Как наступило утро — не помню. То ли уснул, то ли, что вернее, потерял сознание. Очнулся уже голым, в блаженно горячей воде. Мой безымянный мучитель стоял рядом, прислонившись к стене спиной, нежа в длинных холёных пальцах фарфоровую чашку с травяным отваром и время от времени отпивая из нее. Убедившись, что я пришел в себя, он молча развернулся и ушёл. На стуле рядом с ванной лежала чистая сухая одежда. А примерно неделю спустя наставник все так же небрежно бросил мне, что его зовут Керен. И я даже могу называть его так, если захочу. В постели. Я воспользовался этим правом почти семь лет спустя, в ночь, когда попытался его убить. И у меня почти получилось, видит Проклятый! Но это было потом. Когда мне уже было известно, что мало кто из многочисленных учеников Керена дожил до того, чтобы узнать его имя. И то, что многие из них приходили к нему в постель по своей воле, им ничуть не помогло. А для меня ничего и не изменилось. Разве что появилось имя, которое я мог теперь вволю проклинать. Да еще ни разу за эти семь лет я не лег спать, не вымывшись…
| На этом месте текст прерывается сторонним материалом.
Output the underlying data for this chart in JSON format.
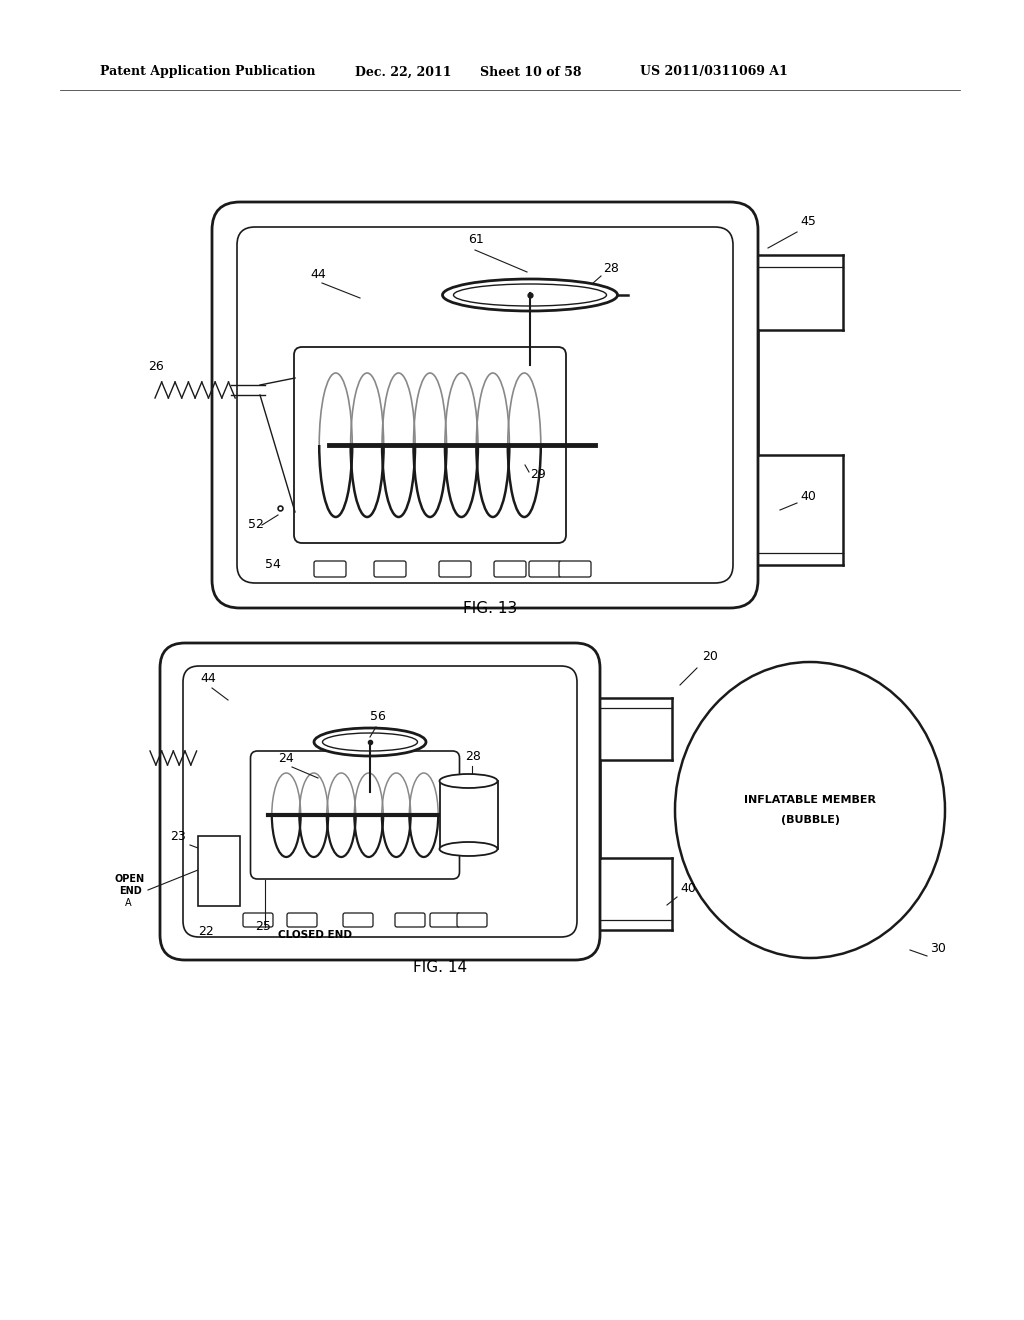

… Бутылка совсем пуста. И рубашка высохла. От куртки идет пар, но к рассвету ее, пожалуй, можно будет надеть. Надо вернуться к часовне, забрать сумку с колбами и найти в лесу меч. Надо доехать до границы графства и поскорее убраться отсюда, пока не всплыло еще что-то из прошлого. С меня и так надолго хватит этой ночи. Небо за окном тёмное, но если присмотреться, в восточное окно видна сизая дымка. А что там Охотник говорил о том, что ещё может случиться? Чувство опасности молчит. Там, в лесу, словно из-за каждого дерева смотрели ненавидящие глаза. А здесь мне спокойно, будто замок окутывает меня огромным невесомым щитом. Безопасно и тепло — даже не верится в такое счастье. Керен вот только вспомнился зря, но очень уж я замёрз сегодня. Поворачиваюсь, чтобы снять подсохшую куртку, замираю, роняю пустую бутылку. Дождался, Грель! А ты думал, легко отделаешься? Ночь еще не кончилась, помнишь?

Он стоит в нескольких шагах. Совсем не похож на обычного призрака: ни савана, ни ран. И ничего сквозь него не просвечивает. Высокий крепкий человек лет сорока, черноволосый, смуглый, черноглазый, фамильный нос с горбинкой — любой местный узнает Энидвейта. Наверно, я буду выглядеть так же, если доживу до его лет. Молчит. Призраки не могут заговорить первыми. Меня так и подмывает не открывать рта. Рассвет совсем близко. Посмотрим друг на друга, да и разойдемся, а больше я сюда ни ногой.